Signing Irish troubadeurs to Scottish websites feels quite ‘in’ just now with Seamus Fogarty putting put God Damn You Mountain out on Fence, so here’s another example of cross-Irish Sea collaboration with acclaimed songwriter Adrian Crowley’s new album I See Three Bird Flying  released on Chemikal Underground.

The man himself had a lot to say for himself so we don’t feel the need to say too much ourselves, but we’ll point out that this is another feather in an increasingly varied cap for Chemikal (comparing this to recent releases from Holy Mountain and the Unwinding Hours is a pointless task), and fans of Bill Callahan, Bonnie ‘Prince’ Billy and Rob St. John are urged to check out this dry, minimalist, altogether spellbinding album – and then check out his substantial back catalogue!

So without further delay…

So who the hell are you?

Hello, we haven’t met before – my name is Adrian Crowley. I come from Galway in the West of Ireland and live in Dublin city’s North Strand. I make music under my own name and have been doing so for a number of years now.

Describe your sound in ten words or less!

Songs sung in my own voice to music to match.

You’ve been a little under the radar for us so far. Sum up your first five albums?

My very first album ‘A Strange Kind’ was recorded for about three hundred Irish punts in a music resource centre in north county Dublin around 1998.I haven’t actually listened to it in years but as far as I remember it was a brave first step. It was a tiny release but was a way of getting things started and a way of putting some form to the ideas that preoccupied me.

Album number two I called ‘When You Are Here You Are Family’. I recorded this in 2001 with my friends Kate Ellis on cello and Thomas Haugh on drums. We recorded the whole thing in 5 days, mixed it in that time too. I should say that this was a big second step for me. I managed to get Steve Albini on the phone and he agreed to record the album in his studio Electrical Audio. Although I was a total stranger to him, we did have some mutual musician friends who must have told him I was a trustworthy lad. It came together very quickly and was very exciting. So we booked our flights and flew over there for an intensive week. Vocals, electric guitar, cello and drums were all recorded live. The record came out on the New York indie label, Ba Da Bing! Records. The title comes from a photograph I took in New York the week after I finished the album. When I got home and developed all the photos I took around New York I spotted tiny writing on a wall in Soho. ‘When You are Here You are Family’. It seemed poignant to me at the time given certain things that were happening at the time. I still love it as a title. Album number three I recorded in my sister’s house over one weekend and in my flat the week or so after. She had just moved out and hadn’t handed over the keys to the new occupants who were planning to move in after the weekend. It was a pretty low key release. It came out on Misplaced Music – the micro label from Leeds and also on Ba Da Bing! Records.
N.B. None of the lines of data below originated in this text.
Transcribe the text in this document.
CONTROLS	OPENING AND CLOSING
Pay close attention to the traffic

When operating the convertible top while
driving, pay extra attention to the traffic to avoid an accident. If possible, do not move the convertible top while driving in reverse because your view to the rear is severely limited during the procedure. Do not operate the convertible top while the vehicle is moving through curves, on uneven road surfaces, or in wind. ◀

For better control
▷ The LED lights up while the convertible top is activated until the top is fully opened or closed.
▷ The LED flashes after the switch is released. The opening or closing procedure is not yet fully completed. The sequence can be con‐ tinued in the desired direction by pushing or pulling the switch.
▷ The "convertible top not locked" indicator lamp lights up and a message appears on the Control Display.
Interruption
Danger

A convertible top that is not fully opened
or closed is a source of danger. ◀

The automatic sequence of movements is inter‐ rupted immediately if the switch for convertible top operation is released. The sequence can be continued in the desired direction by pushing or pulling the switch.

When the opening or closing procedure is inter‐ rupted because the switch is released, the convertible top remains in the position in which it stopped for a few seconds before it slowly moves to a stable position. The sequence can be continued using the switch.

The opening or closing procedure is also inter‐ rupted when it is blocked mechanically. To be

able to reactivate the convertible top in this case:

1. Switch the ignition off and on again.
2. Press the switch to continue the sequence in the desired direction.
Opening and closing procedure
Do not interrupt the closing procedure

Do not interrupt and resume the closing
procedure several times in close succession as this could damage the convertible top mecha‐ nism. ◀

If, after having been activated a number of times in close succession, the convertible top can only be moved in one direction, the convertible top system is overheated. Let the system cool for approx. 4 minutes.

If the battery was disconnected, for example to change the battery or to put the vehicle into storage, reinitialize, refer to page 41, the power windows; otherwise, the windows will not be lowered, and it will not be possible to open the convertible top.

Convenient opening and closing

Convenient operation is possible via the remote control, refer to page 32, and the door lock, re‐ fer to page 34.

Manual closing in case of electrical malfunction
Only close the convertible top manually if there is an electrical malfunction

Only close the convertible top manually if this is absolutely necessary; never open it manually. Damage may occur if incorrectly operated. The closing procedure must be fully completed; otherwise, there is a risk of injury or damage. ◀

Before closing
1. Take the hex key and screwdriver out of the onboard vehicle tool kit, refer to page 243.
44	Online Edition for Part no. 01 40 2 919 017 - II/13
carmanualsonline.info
That was in 2004, so then two years later I decided to record another album – ‘Long Distance Swimmer’. This felt like a new chapter for me. I think I had grown up musically and gained a lot of experience tours and playing with others. Again I recorded this in my sister’s (new) house over one week. It was recorded by my friend Stephen Shannon. My sister had actually asked me to house sit and take care of Rosy, her Dalmatian. I invited James Yorkston over to play a bit on it and a bunch of others over the next few days. It was a bit of a dream week, one that still makes Stephen misty eyed to think of. It came out in 2007 a year after it was finished and got way more attention than my previous albums and even a nomination for The Choice Music Prize here in Ireland. I had waited so long for it to come out that I had already started working on a new album which was to be ‘Season Of The Sparks’

I made that one with Steve in his recently built studio at the end of his back garden. It was a joy to make. Oh and it won the Choice Music Prize in 2010.

Has there been a particular influence on your music?

I think I just absorb things, I don’t have a huge record collection compared with some people I know but seem to gather a lot of ‘stuff’. I’m probably equally influenced by people and places, books and stories, life in general as well as a good tune.

And who or what inspired “I See Three Birds Flying”?

It just started to emerge mostly over the course of a Winter. I spent a lot of time working on ideas in my attic late at night. It was a kind of adventure where I didn’t really want to plan a theme of any kind. I just started playing and writing things down, making recordings and listening back to them the next morning with a cup of coffee. There are many things that ghosted into my mind/the room while this was going on. Part fantasy/ part people and places around me.

What drew you to the musicians that played on the album?

I think they are all incredible and am honoured even to know them. Amazing people through and through. We had played together before but I felt that we had more that maybe we could explore. It was a very easy thing to decide to make happen once the idea came to me.

Will we see you on tour soon? Scotland?

I’ll be playing solo at Eastern Promise in Glasgow on October 5th and then will be back in Scotland again late November opening up for Bill Wells & Aidan Moffat.